El lanzador de cuchillos
Martín Domingo
¡Boom!
Su propio afán
Todos los años escribo un artículo al miércoles de ceniza, a las ferias, a la llegada de los veraneantes, al calentamiento climático del verano, a la macancoa de septiembre, al Halloween, a la Nochebuena, a la Nochevieja y a la mañana de Reyes. Esta vez me voy a saltar el de mi salida procesional.
¿No salí? Salí. En 43 años no he fallado ni una ni la lluvia nos ha dejado en el templo jamás, que tengo hasta curiosidad por experimentar qué se siente. Pero salí, ay, en la pavera, cuidando niños propios y ajenos, con especial incidencia de los que no son una cosa ni otra, sino sobrinos, que fueron los peores, como pide el tópico.
Entre atar cordones, acompañar al baño, dar cosquis (ante el espanto del piadoso público) y, sobre todo, escuchar a unos y otros, se me pasó la Estación de Penitencia con muy poca penitencia. Para mis riñones, sí, pero para mi ascética, no.
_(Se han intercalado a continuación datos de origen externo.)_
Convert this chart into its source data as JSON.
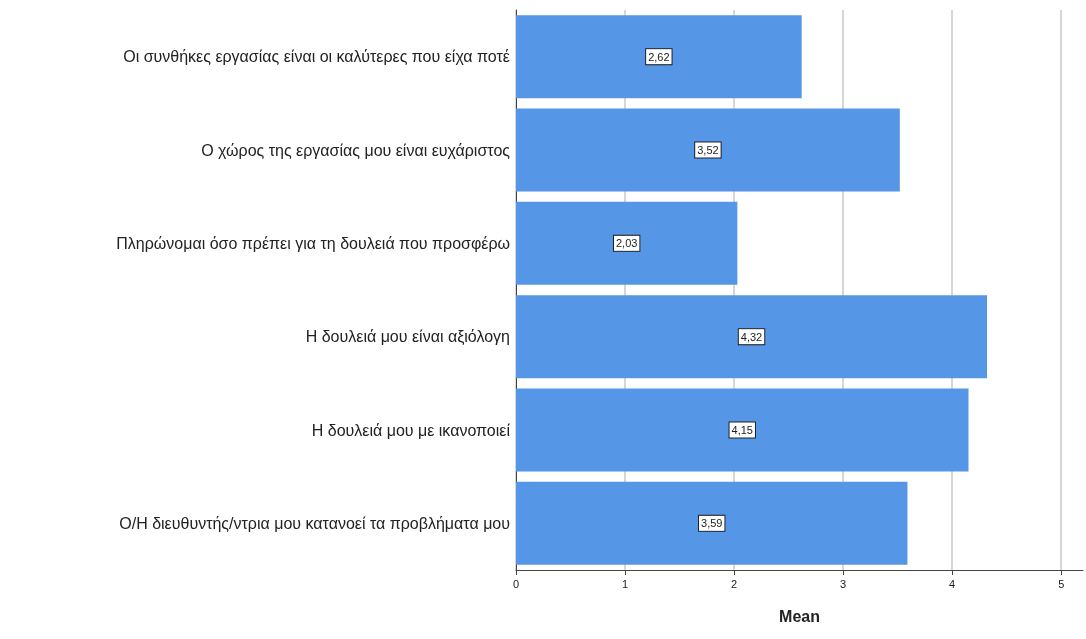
{
  "chart_data": {
    "type": "bar",
    "orientation": "horizontal",
    "xlabel": "Mean",
    "categories": [
      "Οι συνθήκες εργασίας είναι οι καλύτερες που είχα ποτέ",
      "Ο χώρος της εργασίας μου είναι ευχάριστος",
      "Πληρώνομαι όσο πρέπει για τη δουλειά που προσφέρω",
      "Η δουλειά μου είναι αξιόλογη",
      "Η δουλειά μου με ικανοποιεί",
      "Ο/Η διευθυντής/ντρια μου κατανοεί τα προβλήματα μου"
    ],
    "values": [
      2.62,
      3.52,
      2.03,
      4.32,
      4.15,
      3.59
    ],
    "value_labels": [
      "2,62",
      "3,52",
      "2,03",
      "4,32",
      "4,15",
      "3,59"
    ],
    "color": "#5596e6",
    "xlim": [
      0,
      5.2
    ],
    "xticks": [
      0,
      1,
      2,
      3,
      4,
      5
    ],
    "grid": "x"
  }
}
No tenía un momento. A unos les dio por casarse con una penitente, que resultaba que, encima, era mi hija, y que no quería. Pero ellos empeñados, y rematando, además, con "ya puedes besar a la novia" bastante inquietante. Corté (he ahí los cosquis -que ahora se entenderán mejor- por lo sano). Más tarde, cuando dije a los cansados que tenían que recargar sus pilas, el más matrimonial de ellos comentó que su pila era su pitito. ¿"Pavera" por la edad del pavo?, pensé, espantado. Pero la criatura tenía 6 años, angelito…
En parte para justificarme, les conté que estaban rezando con su presencia y su figura, acompañando al Señor, mil gracias derramando Él y ellos. A una niña le pareció que rezar sin rezar vulneraba el principio de no contradicción y no daba crédito ni paró ya, peripatética, de preguntarme a cada paso por la lógica inalcanzable del argumento.
Más mundana, otra no se explicaba por qué en la procesión los mayores íbamos con la cara tapada y los niños descubierta y, en las revistas, al contrario. Yo hacía lo que podía.
El ritmo lento de la procesión tenía ventajas. Les permitió fijarse mucho en la luna con sensibilidad de poetas japoneses. Mi hija, a la que ya habían dejado tranquila, entró en una hermosa melancolía porque se estaba perdiendo la puesta de sol. Cuando ve la tele por las tardes, eso ni se le ocurre, y me di cuenta de que las distracciones que provoca la oración y la fe son de mucha más calidad que las que producen las distracciones. Ese pensamiento a mí, en la pavera, me venía al pelo.